I began my journey with Yoga over a decade ago when I was in my early twenties. At this time in my life I had no real responsibilities other than myself, so I splurged on a swanky gym with a beautiful yoga room. Low lighting and spa-like fixtures adorned the room that was encased in windows and mirrors. I especially enjoyed the evening classes, the ones that the moon was framed through the floor to ceiling windows were especially calming. I had been immersed into fitness for a number of years, where lifting weights and building muscle was my main focus. Fitness was the initial catalyst in my holistic journey, Oxygen Magazine anyone? I found that the yoga classes I was attending really helped stretch out those tight muscles I was so intent on building. The sauna and lap pool were the perfect accompaniment. Like I said it was a swanky gym that I spared no expense on, a self-care fitness dream. I tried to make it to two classes per week which jump started my practice. One yogi in particular sticks out in my memory. She had a gentle demeanor and warm presence, perfect for the soft gentle yoga practice that she instructed. Her corrections were full of encouragement, never leaving you feeling inadequate, despite the range of experienced persons attending the sessions. As I explore the memories of my yoga beginnings I realize that the universe was already leaving me clues as to my intended path. At both the beginning and end of her class she offered an essential oil experience to those who were interested. As intrigued as I have always been in new spiritual experiences I didn’t hesitate. This would be the beginning of my awakening, although it took me many years to see it.
Fast forward a few years to just past my mid-twenties. A couple serious relationships passed as well as some seasons of personal growth. I found that I was struggling to find my true self, as if there were pieces missing. Without warning, my already unsure world was turned upside down. I was driving home after a day of working at Stonewall Kitchen. Somewhere between the York and Wells exit, via phone, I was told by a family friend the type of news that instantly changes the course of ones life. November 11th, 2008 was the day that I was told that the incredible woman who raised me, was diagnosed with Pancreatic cancer. I believe coincidences are more than they appear, more than they are given credit to be. That day I received teachings from the universe that I sometimes still find inexplicable. November 11th is my parent’s wedding anniversary, and November is Pancreatic Cancer Awareness month. My Mom’s cancer was found earlier than many people find Pancreatic Cancer. However, hers was inoperable. A nine month fight ensued before she left our world. She would never meet my husband or children in this physical world that we know.
Not long after her diagnosis, I moved into my parent’s basement after ending a long term relationship. This season in my life was painful as well as priceless. With my Dad at our side, I was able to dedicate to her the time and attention she needed and deserved. After her passing, I came to realize it would be important for me to seek help with grieving. Like a force of nature I was drawn to search for a therapist, not having any idea where to begin or how to choose. My path was illuminated immediately. It’s like I saw no other option in the white pages other than Dolores. Come to find out, she ran her practice from the basement of her beachfront home. I grew up just past Biddeford pool, spending most of my childhood on the beach. Again with the ‘coincidences’.

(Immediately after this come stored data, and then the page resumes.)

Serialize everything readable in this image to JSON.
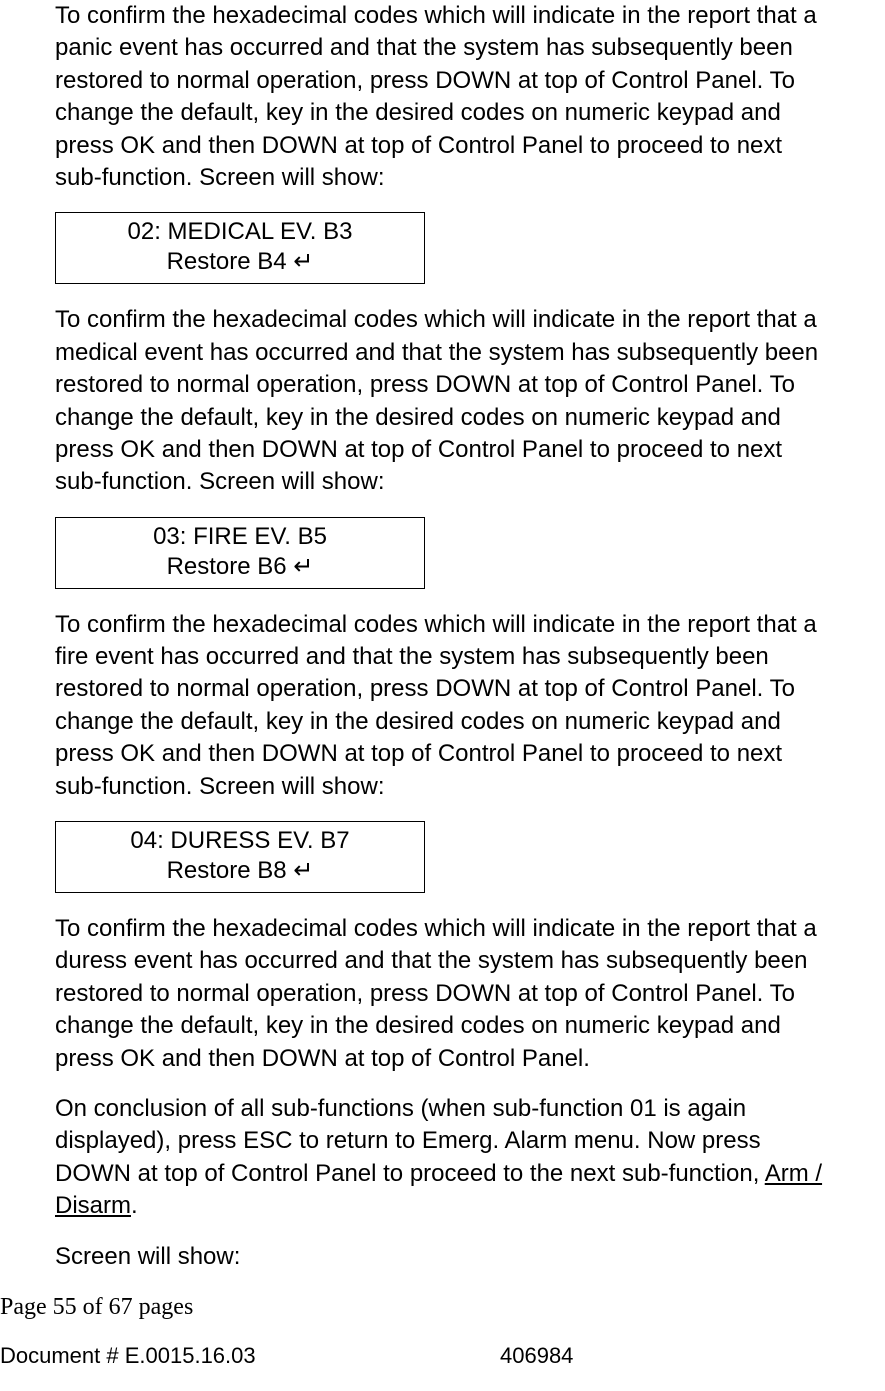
{
  "paragraphs": {
    "p1": "To confirm the hexadecimal codes which will indicate in the report that a panic event has occurred and that the system has subsequently been restored to normal operation, press DOWN at top of Control Panel. To change the default, key in the desired codes on numeric keypad and press OK and then DOWN at top of Control Panel to proceed to next sub-function. Screen will show:",
    "p2": "To confirm the hexadecimal codes which will indicate in the report that a medical event has occurred and that the system has subsequently been restored to normal operation, press DOWN at top of Control Panel. To change the default, key in the desired codes on numeric keypad and press OK and then DOWN at top of Control Panel to proceed to next sub-function. Screen will show:",
    "p3": "To confirm the hexadecimal codes which will indicate in the report that a fire event has occurred and that the system has subsequently been restored to normal operation, press DOWN at top of Control Panel. To change the default, key in the desired codes on numeric keypad and press OK and then DOWN at top of Control Panel to proceed to next sub-function. Screen will show:",
    "p4": "To confirm the hexadecimal codes which will indicate in the report that a duress event has occurred and that the system has subsequently been restored to normal operation, press DOWN at top of Control Panel. To change the default, key in the desired codes on numeric keypad and press OK and then DOWN at top of Control Panel.",
    "p5a": "On conclusion of all sub-functions (when sub-function 01 is again displayed), press ESC to return to Emerg. Alarm menu. Now press DOWN at top of Control Panel to proceed to the next sub-function, ",
    "p5b": "Arm / Disarm",
    "p5c": ".",
    "p6": "Screen will show:"
  },
  "screens": {
    "s1": {
      "line1": "02: MEDICAL EV. B3",
      "line2": "Restore B4    ↵"
    },
    "s2": {
      "line1": "03: FIRE EV. B5",
      "line2": "Restore B6    ↵"
    },
    "s3": {
      "line1": "04: DURESS EV. B7",
      "line2": "Restore B8    ↵"
    }
  },
  "footer": {
    "page": "Page 55 of  67 pages",
    "doc": "Document # E.0015.16.03",
    "right": "406984"
  }
}
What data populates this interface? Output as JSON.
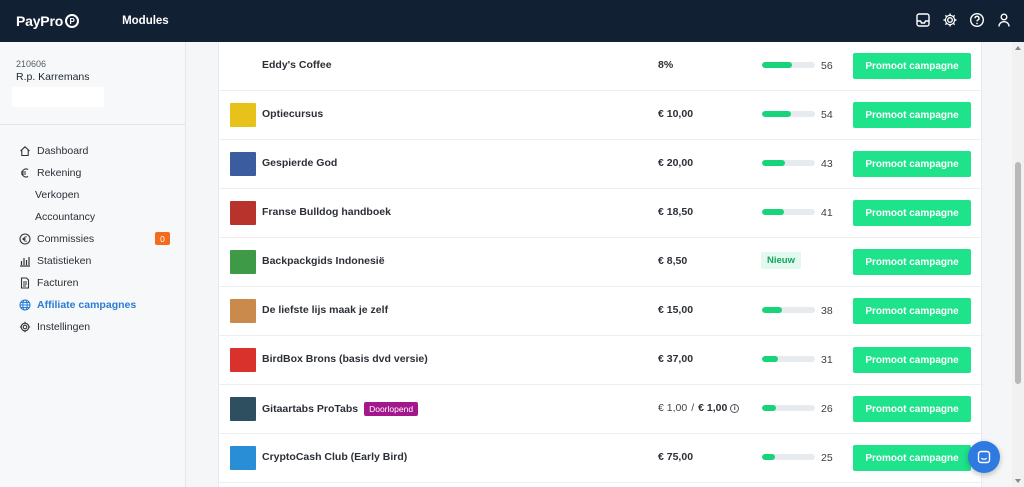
{
  "header": {
    "logo_text": "PayPro",
    "modules_label": "Modules",
    "icons": [
      "inbox-icon",
      "gear-icon",
      "help-icon",
      "user-icon"
    ]
  },
  "sidebar": {
    "account_id": "210606",
    "account_name": "R.p. Karremans",
    "items": [
      {
        "label": "Dashboard",
        "icon": "home-icon"
      },
      {
        "label": "Rekening",
        "icon": "euro-icon"
      },
      {
        "label": "Verkopen"
      },
      {
        "label": "Accountancy"
      },
      {
        "label": "Commissies",
        "icon": "euro-circle-icon",
        "badge": "0"
      },
      {
        "label": "Statistieken",
        "icon": "chart-icon"
      },
      {
        "label": "Facturen",
        "icon": "file-icon"
      },
      {
        "label": "Affiliate campagnes",
        "icon": "globe-icon",
        "active": true
      },
      {
        "label": "Instellingen",
        "icon": "gear-icon"
      }
    ]
  },
  "campaigns": [
    {
      "name": "Eddy's Coffee",
      "price": "8%",
      "score": "56",
      "score_pct": 56,
      "button": "Promoot campagne",
      "thumb_color": "#ffffff"
    },
    {
      "name": "Optiecursus",
      "price": "€ 10,00",
      "score": "54",
      "score_pct": 54,
      "button": "Promoot campagne",
      "thumb_color": "#e6c21a"
    },
    {
      "name": "Gespierde God",
      "price": "€ 20,00",
      "score": "43",
      "score_pct": 43,
      "button": "Promoot campagne",
      "thumb_color": "#3b5c9e"
    },
    {
      "name": "Franse Bulldog handboek",
      "price": "€ 18,50",
      "score": "41",
      "score_pct": 41,
      "button": "Promoot campagne",
      "thumb_color": "#b8332b"
    },
    {
      "name": "Backpackgids Indonesië",
      "price": "€ 8,50",
      "badge": "Nieuw",
      "button": "Promoot campagne",
      "thumb_color": "#3e9a46"
    },
    {
      "name": "De liefste lijs maak je zelf",
      "price": "€ 15,00",
      "score": "38",
      "score_pct": 38,
      "button": "Promoot campagne",
      "thumb_color": "#c98a4b"
    },
    {
      "name": "BirdBox Brons (basis dvd versie)",
      "price": "€ 37,00",
      "score": "31",
      "score_pct": 31,
      "button": "Promoot campagne",
      "thumb_color": "#d9312b"
    },
    {
      "name": "Gitaartabs ProTabs",
      "tag": "Doorlopend",
      "price_old": "€ 1,00",
      "price_sep": "/",
      "price": "€ 1,00",
      "score": "26",
      "score_pct": 26,
      "button": "Promoot campagne",
      "thumb_color": "#2e4f5f"
    },
    {
      "name": "CryptoCash Club (Early Bird)",
      "price": "€ 75,00",
      "score": "25",
      "score_pct": 25,
      "button": "Promoot campagne",
      "thumb_color": "#2a8ed6"
    }
  ],
  "colors": {
    "topbar": "#122033",
    "accent_green": "#1ee38a",
    "active_blue": "#2b7cd3",
    "badge_orange": "#f36b1c",
    "tag_purple": "#a3168c"
  }
}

Dolores assisted me through the darkest part of my life thus far. I identified with her in many ways. Her love of sea glass was one. I take pride in my collection as I have built it over many years, many hours of solitude with the sounds of the sea. She believed that whenever she walked the beach and found sea glass it was her mother speaking to her. For me, it is a shooting star. Although, a dragonfly landed on me on my wedding day for a photo op, so maybe our loved ones visit us in many ways. However we are open at the time. I saw her for a few years on and off. Along with the talk therapy, she used a technique called Eye Movement Desensitization and Reprocessing (EMDR) on me. It is a psychotherapy treatment that was originally designed to alleviate the distress associated with traumatic memories, such as those left with me throughout the process of caring for and losing my Mom. I am not sure where I would be if I had not sought out help, or been blessed enough to find her. The thing that stuck with me the most out of my time spent with her despite the trained talk therapy and processes, was a simple recommendation she was sure of. It was that I needed to practice yoga. At the time, I practiced but not seriously, I was not as dedicated as I am today. I didn’t realize how right she was until more recently.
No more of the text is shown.